The CPES project provides local and tangible delivery which variously meets a number of interests, for water quality, soil health, Carbon sequestration, biodiversity or flood mitigation.
Up to 70% of water bodies entering the Channel are currently rated as less than ‘Good’ Ecological Status for the EU Water Framework Directive.
The ultimate goal of the CPES project is to demonstrate that PES is a cost effective tool for solving diffuse pollution problems.
It presents an opportunity to develop new schemes by evaluating environmental conditions and identifying groups or organisations with a vested interest which could lead to the support of targeted local actions, hence rewarding positive outcomes.
Traditionally these are often delivered by land managers as part of their usual practice without reward, but PES approaches this from a different angle.
Using two pilot areas in the South West; one a lake system, one a coastal system – the aim is to improve water quality entering the Channel via implementation of new, commercially sustainable catchment-wide schemes.
The project also brings together similar organisations to develop their interest in PES frameworks and a resources tool, to share knowledge and best practice between partners, countries and, ultimately, more widely such as feeding into policy.

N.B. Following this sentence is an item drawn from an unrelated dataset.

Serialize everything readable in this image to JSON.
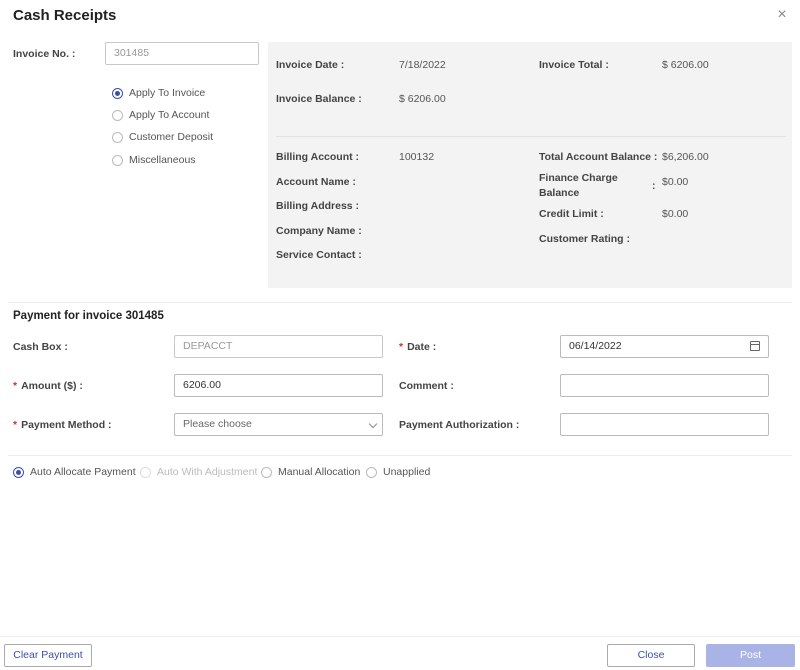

Westcountry Rivers Trust has been involved in the development and delivery of Upstream Thinking (one of the original PES schemes) since its inception, whereby the water company South West Water is the buyer investing in drinking water protection across a number of strategic supply catchments.
You can read more about the project by clicking the links below:
https://www.cpes-interreg.eu/en/news-wall/exeter-a-fruitful-meeting-for-the-cpes-partners
Our two pilot areas were the Salcombe-Kingsbridge estuary, South Devon, and Roadford Lake, near Launceston in Cornwall. We continue building on our existing knowledge of the catchments, creating new contacts and linking the project with other emerging activity such as Water Stewardship and private sector collaborations. Led by the University of Chichester, other UK partner organisations include Portsmouth Water, Southern Water, the Environment Agency and South Downs National Park Authority.